In August 2019, Magnolia Pediatrics, a Prairieville-based clinic, experienced a ransomware attack originating from the computer network of its unnamed third-party IT service provider. The attack encrypted the clinic's systems, rendering data inaccessible to both the attackers and the clinic until a ransom payment was made by the IT company. Office administrator Lisa Hamner confirmed the IT provider paid the ransom to resolve the incident, though she declined to disclose the provider's identity or payment details. The ransomware prevented Magnolia Pediatrics from accessing its own systems, disrupting operations. Initial assessments indicated no evidence of unauthorized exfiltration of patient data, though the encryption process itself compromised system functionality. The clinic publicly disclosed the incident on October 10, 2019, after completing internal reviews and coordinating with law enforcement.

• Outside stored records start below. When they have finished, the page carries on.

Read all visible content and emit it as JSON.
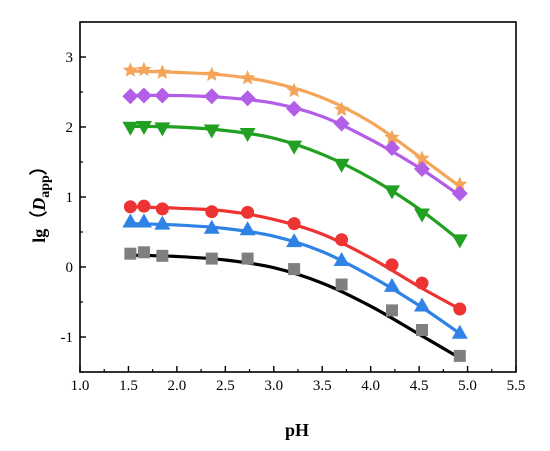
{
  "chart_data": {
    "type": "scatter",
    "xlabel": "pH",
    "ylabel": {
      "prefix": "lg（",
      "italic": "D",
      "subscript": "app",
      "suffix": "）"
    },
    "xlim": [
      1.0,
      5.5
    ],
    "ylim": [
      -1.5,
      3.5
    ],
    "xticks": [
      "1.0",
      "1.5",
      "2.0",
      "2.5",
      "3.0",
      "3.5",
      "4.0",
      "4.5",
      "5.0",
      "5.5"
    ],
    "yticks": [
      "-1",
      "0",
      "1",
      "2",
      "3"
    ],
    "grid": false,
    "legend": "none",
    "series": [
      {
        "marker": "star",
        "color": "#f5a55a",
        "x": [
          1.52,
          1.66,
          1.85,
          2.36,
          2.73,
          3.21,
          3.7,
          4.22,
          4.53,
          4.92
        ],
        "y": [
          2.81,
          2.82,
          2.78,
          2.75,
          2.7,
          2.52,
          2.25,
          1.85,
          1.55,
          1.18
        ],
        "fit": [
          [
            1.52,
            2.8
          ],
          [
            2.0,
            2.78
          ],
          [
            2.5,
            2.74
          ],
          [
            3.0,
            2.63
          ],
          [
            3.5,
            2.42
          ],
          [
            4.0,
            2.07
          ],
          [
            4.5,
            1.58
          ],
          [
            4.92,
            1.15
          ]
        ]
      },
      {
        "marker": "diamond",
        "color": "#b25ee6",
        "x": [
          1.52,
          1.66,
          1.85,
          2.36,
          2.73,
          3.21,
          3.7,
          4.22,
          4.53,
          4.92
        ],
        "y": [
          2.44,
          2.45,
          2.45,
          2.44,
          2.41,
          2.26,
          2.05,
          1.7,
          1.4,
          1.05
        ],
        "fit": [
          [
            1.52,
            2.45
          ],
          [
            2.0,
            2.45
          ],
          [
            2.5,
            2.42
          ],
          [
            3.0,
            2.34
          ],
          [
            3.5,
            2.15
          ],
          [
            4.0,
            1.82
          ],
          [
            4.5,
            1.42
          ],
          [
            4.92,
            1.02
          ]
        ]
      },
      {
        "marker": "triangle-down",
        "color": "#22a022",
        "x": [
          1.52,
          1.66,
          1.85,
          2.36,
          2.73,
          3.21,
          3.7,
          4.22,
          4.53,
          4.92
        ],
        "y": [
          1.99,
          2.0,
          1.98,
          1.95,
          1.9,
          1.72,
          1.46,
          1.08,
          0.75,
          0.38
        ],
        "fit": [
          [
            1.52,
            2.01
          ],
          [
            2.0,
            2.0
          ],
          [
            2.5,
            1.95
          ],
          [
            3.0,
            1.84
          ],
          [
            3.5,
            1.61
          ],
          [
            4.0,
            1.27
          ],
          [
            4.5,
            0.83
          ],
          [
            4.92,
            0.38
          ]
        ]
      },
      {
        "marker": "circle",
        "color": "#ee3333",
        "x": [
          1.52,
          1.66,
          1.85,
          2.36,
          2.73,
          3.21,
          3.7,
          4.22,
          4.53,
          4.92
        ],
        "y": [
          0.86,
          0.87,
          0.83,
          0.79,
          0.78,
          0.62,
          0.39,
          0.03,
          -0.23,
          -0.6
        ],
        "fit": [
          [
            1.52,
            0.86
          ],
          [
            2.0,
            0.84
          ],
          [
            2.5,
            0.8
          ],
          [
            3.0,
            0.68
          ],
          [
            3.5,
            0.47
          ],
          [
            4.0,
            0.13
          ],
          [
            4.5,
            -0.28
          ],
          [
            4.92,
            -0.6
          ]
        ]
      },
      {
        "marker": "triangle-up",
        "color": "#2f82e6",
        "x": [
          1.52,
          1.66,
          1.85,
          2.36,
          2.73,
          3.21,
          3.7,
          4.22,
          4.53,
          4.92
        ],
        "y": [
          0.65,
          0.65,
          0.62,
          0.56,
          0.54,
          0.37,
          0.1,
          -0.27,
          -0.55,
          -0.94
        ],
        "fit": [
          [
            1.52,
            0.62
          ],
          [
            2.0,
            0.6
          ],
          [
            2.5,
            0.55
          ],
          [
            3.0,
            0.44
          ],
          [
            3.5,
            0.22
          ],
          [
            4.0,
            -0.13
          ],
          [
            4.5,
            -0.55
          ],
          [
            4.92,
            -0.95
          ]
        ]
      },
      {
        "marker": "square",
        "color": "#7f7f7f",
        "line_color": "#000000",
        "x": [
          1.52,
          1.66,
          1.85,
          2.36,
          2.73,
          3.21,
          3.7,
          4.22,
          4.53,
          4.92
        ],
        "y": [
          0.19,
          0.21,
          0.16,
          0.12,
          0.12,
          -0.03,
          -0.25,
          -0.62,
          -0.9,
          -1.27
        ],
        "fit": [
          [
            1.52,
            0.17
          ],
          [
            2.0,
            0.15
          ],
          [
            2.5,
            0.1
          ],
          [
            3.0,
            -0.01
          ],
          [
            3.5,
            -0.23
          ],
          [
            4.0,
            -0.56
          ],
          [
            4.5,
            -0.96
          ],
          [
            4.92,
            -1.3
          ]
        ]
      }
    ]
  }
}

The encrypted patient data included comprehensive personal and medical information: full names, dates of birth, Social Security numbers, addresses, phone numbers, insurance details, medical record numbers, treating physicians' names, diagnoses, lab results, and medication histories. Magnolia Pediatrics notified affected families about the potential exposure of this sensitive information and recommended credit monitoring and fraud alerts with credit bureaus. The clinic collaborated with the FBI in an ongoing investigation and implemented enhanced security measures, including system-wide password resets, firewall reboots, and upgraded spam filters with quarantine protocols for suspicious emails. While maintaining that no data appeared to have been stolen, the organization issued a public apology for operational disruptions and advised impacted individuals to contact law enforcement or regulatory agencies like the FTC and Louisiana Attorney General's Office if they suspected identity theft.